Olivier Jakob at consultancy Petromatrix in Switzerland commented for Reuters on the influence of both U.S. labor market data and political unrest in Egypt: “Its both factors really (Egypt and jobs data). If one looks at nonfarm payrolls, it is more likely that the U.S. Federal reserve will implement tapering of quantitative easing, pushing up the dollar. If the U.S. economy improves it is good for U.S. oil demand but if the dollar rises because of lower quantitative easing, it will reduce purchasing power for emerging markets, which are driving new oil demand.”
Egypt turmoil
WTI and Brent crude marked biggest weekly gains since June as political unrest in Egypt threatened to cut the 2.24 million per day oil flow through the Egypt controlled Suez Canal. Egypt’s army supported mass protests and forced President Mohamed Mursi from power on Wednesday, one year after his election. Adly Mansour was selected to replace Mursi as a military-appointed interim president.
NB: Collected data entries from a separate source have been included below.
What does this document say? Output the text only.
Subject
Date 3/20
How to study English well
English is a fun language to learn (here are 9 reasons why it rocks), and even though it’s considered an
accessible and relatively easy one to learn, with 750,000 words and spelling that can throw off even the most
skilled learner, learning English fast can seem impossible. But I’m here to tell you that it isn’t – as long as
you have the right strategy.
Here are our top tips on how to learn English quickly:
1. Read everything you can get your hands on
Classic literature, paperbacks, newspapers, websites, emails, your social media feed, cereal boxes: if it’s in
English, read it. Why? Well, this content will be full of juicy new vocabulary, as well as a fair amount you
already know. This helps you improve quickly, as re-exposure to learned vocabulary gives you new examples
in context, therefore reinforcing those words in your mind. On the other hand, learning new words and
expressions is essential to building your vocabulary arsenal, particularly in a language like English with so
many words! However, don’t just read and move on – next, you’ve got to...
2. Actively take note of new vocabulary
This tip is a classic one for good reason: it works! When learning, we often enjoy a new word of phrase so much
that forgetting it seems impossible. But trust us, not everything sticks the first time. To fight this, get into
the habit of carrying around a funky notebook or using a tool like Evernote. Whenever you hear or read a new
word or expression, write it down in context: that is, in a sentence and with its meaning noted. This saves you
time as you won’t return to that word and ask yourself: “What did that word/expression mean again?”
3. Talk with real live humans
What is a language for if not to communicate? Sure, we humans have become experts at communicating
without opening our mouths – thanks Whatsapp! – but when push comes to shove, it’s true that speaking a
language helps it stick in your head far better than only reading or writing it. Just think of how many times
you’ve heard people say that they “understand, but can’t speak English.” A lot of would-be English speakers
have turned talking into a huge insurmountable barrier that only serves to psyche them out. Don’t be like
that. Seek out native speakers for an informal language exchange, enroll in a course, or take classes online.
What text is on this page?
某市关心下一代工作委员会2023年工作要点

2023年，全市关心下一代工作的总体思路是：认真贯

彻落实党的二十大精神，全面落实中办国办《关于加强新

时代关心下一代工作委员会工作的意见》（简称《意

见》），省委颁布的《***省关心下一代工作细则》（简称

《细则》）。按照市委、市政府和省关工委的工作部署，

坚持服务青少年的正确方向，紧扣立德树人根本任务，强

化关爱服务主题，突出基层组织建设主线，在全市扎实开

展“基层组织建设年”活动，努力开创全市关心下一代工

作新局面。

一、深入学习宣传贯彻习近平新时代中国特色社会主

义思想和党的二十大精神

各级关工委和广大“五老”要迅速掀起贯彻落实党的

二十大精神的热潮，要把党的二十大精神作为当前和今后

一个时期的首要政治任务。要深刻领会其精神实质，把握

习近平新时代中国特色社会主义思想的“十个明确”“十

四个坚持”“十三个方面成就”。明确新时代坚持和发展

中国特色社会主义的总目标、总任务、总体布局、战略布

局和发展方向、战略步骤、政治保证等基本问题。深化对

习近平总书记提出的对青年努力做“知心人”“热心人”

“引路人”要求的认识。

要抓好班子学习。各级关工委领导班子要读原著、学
On Friday, the al Ahram newspaper reported Egypt declared a state of emergency in the Suez and South Sinai provinces. However, a canal official said for Reuters that ports and shipping through the Suez canal have been operating normally.
Ole Hansen, the head of commodity strategy at Saxo Bank A/S in Copenhagen, said for Bloomberg: “Even though the news didnt relate to the Suez Canal specifically, it nevertheless spooked the market. It shows with what ease geo-political news can drive oil markets, especially when speculative accounts are already long and happy to buy more on any further break.”